>>12050797>Also what sort of novel logical structure are physicists using were they claim their theory predicts certain shit even though they can't actually prove it? What the fuck does it mean to convince a physicist vs convincing a mathematician?Well standard renormalisation group methods are typically what we might reach for to convince ourselves physically that the mass gap is satisfactorily solved within QFT. If you're a string theorist, you would probably also show that it's implied through the AdS/CFT correspondence.
It's just that we don't bother with axiomatic QFT, because we need to be ready to throw away any one of these "axioms" at a moment's notice, so there's really no point. And because we have no axioms, there's no possibility of mathematical "proof". Having said that, it does accurately represent reality, so we content ourselves with that.
As for the rest, with Newton, infinitesimals, etc. No I don't think this is equivalent, and I don't really care very much to be honest. Classical mechanics is a completely different being since we can observe the macroscopic world and so axiomatising that part of physics isn't really that hard. With QFT, there's nothing. There's even fringe debate over whether locality is necessary. So of course there are no foundations we can intuit, since we aren't capable of divining the fundamental axioms of the universe.
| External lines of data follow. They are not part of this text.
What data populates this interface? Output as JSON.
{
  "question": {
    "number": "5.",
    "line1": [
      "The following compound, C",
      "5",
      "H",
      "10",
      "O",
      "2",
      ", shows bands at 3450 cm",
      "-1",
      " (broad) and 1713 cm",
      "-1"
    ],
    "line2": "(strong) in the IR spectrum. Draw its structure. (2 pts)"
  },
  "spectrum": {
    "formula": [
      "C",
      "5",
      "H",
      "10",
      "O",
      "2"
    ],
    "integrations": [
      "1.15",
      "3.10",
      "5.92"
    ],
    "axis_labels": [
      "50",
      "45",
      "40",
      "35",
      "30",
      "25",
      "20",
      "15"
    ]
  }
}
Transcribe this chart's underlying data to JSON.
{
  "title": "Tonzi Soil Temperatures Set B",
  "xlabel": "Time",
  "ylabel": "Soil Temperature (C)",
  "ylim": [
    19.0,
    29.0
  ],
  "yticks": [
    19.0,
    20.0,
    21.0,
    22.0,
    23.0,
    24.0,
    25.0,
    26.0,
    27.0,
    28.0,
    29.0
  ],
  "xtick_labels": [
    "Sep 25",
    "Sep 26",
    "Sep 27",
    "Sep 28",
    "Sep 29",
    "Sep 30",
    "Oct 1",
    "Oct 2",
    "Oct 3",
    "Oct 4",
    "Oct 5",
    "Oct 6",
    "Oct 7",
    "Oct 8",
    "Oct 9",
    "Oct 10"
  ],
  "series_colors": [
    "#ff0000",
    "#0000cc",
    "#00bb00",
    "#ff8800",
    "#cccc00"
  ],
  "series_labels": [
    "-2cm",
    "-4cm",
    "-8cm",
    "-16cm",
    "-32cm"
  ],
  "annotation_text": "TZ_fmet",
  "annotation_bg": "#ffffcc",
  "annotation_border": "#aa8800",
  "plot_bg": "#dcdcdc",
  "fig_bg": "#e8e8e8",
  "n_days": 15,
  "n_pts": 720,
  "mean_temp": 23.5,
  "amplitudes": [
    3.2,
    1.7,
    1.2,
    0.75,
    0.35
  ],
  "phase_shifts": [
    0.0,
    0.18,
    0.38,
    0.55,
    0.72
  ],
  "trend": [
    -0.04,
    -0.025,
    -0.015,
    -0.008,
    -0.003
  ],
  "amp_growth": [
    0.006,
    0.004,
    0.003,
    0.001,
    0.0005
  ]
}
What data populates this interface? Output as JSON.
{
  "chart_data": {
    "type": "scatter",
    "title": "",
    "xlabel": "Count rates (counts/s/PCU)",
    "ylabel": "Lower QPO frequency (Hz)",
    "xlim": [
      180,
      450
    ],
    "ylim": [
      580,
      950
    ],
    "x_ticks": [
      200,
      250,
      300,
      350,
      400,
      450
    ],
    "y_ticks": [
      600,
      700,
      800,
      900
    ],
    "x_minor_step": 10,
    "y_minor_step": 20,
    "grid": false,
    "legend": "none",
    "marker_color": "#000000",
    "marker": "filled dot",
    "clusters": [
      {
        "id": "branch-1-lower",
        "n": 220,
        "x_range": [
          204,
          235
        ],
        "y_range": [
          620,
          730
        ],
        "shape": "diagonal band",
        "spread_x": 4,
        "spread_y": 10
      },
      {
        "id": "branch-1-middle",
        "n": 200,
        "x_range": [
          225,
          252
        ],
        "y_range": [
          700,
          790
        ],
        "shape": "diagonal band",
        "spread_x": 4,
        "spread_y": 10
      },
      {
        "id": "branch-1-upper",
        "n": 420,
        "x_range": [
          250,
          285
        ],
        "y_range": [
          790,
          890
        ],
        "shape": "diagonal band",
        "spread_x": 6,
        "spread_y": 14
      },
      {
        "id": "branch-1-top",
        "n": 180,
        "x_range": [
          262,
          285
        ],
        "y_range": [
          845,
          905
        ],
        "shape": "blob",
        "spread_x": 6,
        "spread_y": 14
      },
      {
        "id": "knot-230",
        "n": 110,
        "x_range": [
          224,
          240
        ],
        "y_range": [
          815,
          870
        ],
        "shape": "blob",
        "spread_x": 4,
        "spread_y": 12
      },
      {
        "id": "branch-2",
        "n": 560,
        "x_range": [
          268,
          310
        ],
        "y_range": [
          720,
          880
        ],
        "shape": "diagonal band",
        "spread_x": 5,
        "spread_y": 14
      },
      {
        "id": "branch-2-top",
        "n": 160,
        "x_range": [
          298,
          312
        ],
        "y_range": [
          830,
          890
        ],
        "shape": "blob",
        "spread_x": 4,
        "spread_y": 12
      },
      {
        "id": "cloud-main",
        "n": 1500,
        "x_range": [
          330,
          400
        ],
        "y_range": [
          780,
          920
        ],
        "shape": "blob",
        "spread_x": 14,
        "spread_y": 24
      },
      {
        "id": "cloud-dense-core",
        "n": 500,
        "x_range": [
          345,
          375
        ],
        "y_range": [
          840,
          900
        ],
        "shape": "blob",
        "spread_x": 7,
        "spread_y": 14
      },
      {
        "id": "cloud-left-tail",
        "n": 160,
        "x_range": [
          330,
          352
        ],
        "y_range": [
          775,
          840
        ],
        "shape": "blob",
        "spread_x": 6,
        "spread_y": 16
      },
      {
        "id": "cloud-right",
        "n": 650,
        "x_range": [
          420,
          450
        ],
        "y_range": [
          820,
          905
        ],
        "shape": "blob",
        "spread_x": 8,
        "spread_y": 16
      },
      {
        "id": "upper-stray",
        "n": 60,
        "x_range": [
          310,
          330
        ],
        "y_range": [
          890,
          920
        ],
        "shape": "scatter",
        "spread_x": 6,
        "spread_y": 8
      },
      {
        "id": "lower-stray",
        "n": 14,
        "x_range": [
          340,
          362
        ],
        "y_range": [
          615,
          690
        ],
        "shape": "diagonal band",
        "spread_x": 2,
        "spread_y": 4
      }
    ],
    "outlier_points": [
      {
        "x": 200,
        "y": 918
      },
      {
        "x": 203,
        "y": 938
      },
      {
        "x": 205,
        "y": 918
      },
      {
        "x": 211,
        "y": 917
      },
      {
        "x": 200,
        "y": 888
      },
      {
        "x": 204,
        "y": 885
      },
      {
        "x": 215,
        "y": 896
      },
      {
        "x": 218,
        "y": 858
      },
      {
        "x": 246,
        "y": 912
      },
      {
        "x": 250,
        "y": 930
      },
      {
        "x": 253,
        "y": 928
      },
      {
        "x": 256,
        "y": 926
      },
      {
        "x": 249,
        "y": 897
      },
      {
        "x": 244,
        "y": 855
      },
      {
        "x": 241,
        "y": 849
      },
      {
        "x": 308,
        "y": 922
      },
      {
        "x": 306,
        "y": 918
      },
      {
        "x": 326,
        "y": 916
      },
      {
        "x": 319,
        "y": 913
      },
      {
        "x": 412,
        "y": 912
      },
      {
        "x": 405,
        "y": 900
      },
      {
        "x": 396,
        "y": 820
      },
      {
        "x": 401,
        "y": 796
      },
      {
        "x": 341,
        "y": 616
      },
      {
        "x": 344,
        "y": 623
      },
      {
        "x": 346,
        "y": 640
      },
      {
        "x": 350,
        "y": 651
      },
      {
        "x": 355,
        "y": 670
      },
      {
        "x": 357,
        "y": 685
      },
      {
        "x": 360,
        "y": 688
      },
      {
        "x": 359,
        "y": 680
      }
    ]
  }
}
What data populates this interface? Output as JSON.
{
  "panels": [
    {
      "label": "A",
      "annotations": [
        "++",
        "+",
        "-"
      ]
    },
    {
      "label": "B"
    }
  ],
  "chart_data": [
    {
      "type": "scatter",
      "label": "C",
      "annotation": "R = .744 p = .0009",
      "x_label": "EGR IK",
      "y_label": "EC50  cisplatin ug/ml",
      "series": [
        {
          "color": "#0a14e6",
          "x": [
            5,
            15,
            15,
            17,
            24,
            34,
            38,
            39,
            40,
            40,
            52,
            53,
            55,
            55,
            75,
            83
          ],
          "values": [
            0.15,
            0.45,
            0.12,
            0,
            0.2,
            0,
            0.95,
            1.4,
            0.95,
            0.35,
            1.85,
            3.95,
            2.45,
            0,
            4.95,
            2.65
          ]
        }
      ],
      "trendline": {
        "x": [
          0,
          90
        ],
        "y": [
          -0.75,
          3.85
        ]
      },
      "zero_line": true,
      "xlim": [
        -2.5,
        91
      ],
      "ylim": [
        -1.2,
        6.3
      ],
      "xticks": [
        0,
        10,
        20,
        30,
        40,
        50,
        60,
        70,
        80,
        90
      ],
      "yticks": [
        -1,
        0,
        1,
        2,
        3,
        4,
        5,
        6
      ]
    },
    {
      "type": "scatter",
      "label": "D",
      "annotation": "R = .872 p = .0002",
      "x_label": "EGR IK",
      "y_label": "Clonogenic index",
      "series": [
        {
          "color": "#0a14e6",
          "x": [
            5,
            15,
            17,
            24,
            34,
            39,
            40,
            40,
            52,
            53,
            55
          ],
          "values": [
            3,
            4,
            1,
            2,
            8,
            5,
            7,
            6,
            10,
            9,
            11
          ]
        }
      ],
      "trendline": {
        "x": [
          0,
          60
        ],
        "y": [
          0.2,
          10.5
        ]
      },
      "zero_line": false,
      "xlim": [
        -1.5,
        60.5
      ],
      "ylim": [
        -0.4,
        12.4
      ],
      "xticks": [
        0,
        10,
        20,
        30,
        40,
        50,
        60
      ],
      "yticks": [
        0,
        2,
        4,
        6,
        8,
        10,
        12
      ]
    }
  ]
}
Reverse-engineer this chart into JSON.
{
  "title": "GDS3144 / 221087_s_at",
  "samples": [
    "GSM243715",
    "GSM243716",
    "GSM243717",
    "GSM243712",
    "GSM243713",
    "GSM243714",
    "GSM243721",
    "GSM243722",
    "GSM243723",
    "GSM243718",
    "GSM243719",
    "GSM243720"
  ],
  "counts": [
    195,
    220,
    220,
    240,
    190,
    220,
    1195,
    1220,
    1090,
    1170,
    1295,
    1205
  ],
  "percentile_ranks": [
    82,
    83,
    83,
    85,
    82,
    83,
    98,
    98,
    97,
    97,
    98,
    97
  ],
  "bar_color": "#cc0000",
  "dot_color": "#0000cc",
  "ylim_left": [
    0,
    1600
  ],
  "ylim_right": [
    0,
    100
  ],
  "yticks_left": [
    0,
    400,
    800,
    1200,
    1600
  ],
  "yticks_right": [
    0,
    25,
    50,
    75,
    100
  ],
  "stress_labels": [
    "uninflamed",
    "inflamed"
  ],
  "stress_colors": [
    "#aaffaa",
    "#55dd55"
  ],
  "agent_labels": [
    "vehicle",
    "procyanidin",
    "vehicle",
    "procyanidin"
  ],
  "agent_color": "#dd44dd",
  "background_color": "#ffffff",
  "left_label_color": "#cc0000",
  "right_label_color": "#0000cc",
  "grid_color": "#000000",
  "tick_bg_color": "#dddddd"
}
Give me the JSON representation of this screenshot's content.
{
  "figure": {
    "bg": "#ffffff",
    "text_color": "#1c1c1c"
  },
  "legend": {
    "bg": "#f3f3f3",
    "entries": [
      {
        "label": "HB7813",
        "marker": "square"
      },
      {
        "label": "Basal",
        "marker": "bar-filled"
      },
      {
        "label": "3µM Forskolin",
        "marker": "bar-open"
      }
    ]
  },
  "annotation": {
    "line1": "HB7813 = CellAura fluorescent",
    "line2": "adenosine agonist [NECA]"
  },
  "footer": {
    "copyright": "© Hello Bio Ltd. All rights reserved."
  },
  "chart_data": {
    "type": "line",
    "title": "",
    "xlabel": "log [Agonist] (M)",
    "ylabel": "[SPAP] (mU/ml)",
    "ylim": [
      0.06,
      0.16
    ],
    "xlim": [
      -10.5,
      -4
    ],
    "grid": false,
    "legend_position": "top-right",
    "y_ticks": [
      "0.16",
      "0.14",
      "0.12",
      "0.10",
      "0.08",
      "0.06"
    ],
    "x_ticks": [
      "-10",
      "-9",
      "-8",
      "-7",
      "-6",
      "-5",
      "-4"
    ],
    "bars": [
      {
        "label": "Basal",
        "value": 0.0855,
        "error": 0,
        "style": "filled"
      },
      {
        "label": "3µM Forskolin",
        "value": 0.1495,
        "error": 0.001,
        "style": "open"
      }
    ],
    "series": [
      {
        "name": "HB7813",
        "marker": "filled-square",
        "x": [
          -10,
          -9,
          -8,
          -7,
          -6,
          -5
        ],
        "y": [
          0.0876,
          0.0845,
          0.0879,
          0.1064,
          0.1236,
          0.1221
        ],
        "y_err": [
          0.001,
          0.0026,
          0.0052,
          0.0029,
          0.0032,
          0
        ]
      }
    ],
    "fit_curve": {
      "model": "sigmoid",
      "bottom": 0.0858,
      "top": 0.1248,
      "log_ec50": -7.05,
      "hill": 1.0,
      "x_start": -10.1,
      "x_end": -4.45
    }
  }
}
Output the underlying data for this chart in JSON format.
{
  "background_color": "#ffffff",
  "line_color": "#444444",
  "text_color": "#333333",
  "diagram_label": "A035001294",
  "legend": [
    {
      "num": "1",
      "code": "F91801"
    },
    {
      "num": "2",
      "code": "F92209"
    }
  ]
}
Secondly, as for "some new maths" to describe non-perturbational methods - I was referring to how many nonlinear models can be treated exactly as of the mid-20th century, and how many were shown to have natural connections to algebraic geometry, etc. and can be exactly constructed in that way. But none of that requires much mathematical rigour, and the solution of the Yang-Mills problem isn't likely to introduce many techniques we don't know already, and is more likely to just put them on a firmer foundation for the mathematicians who worry about such things. Almost no physics is really changed by this.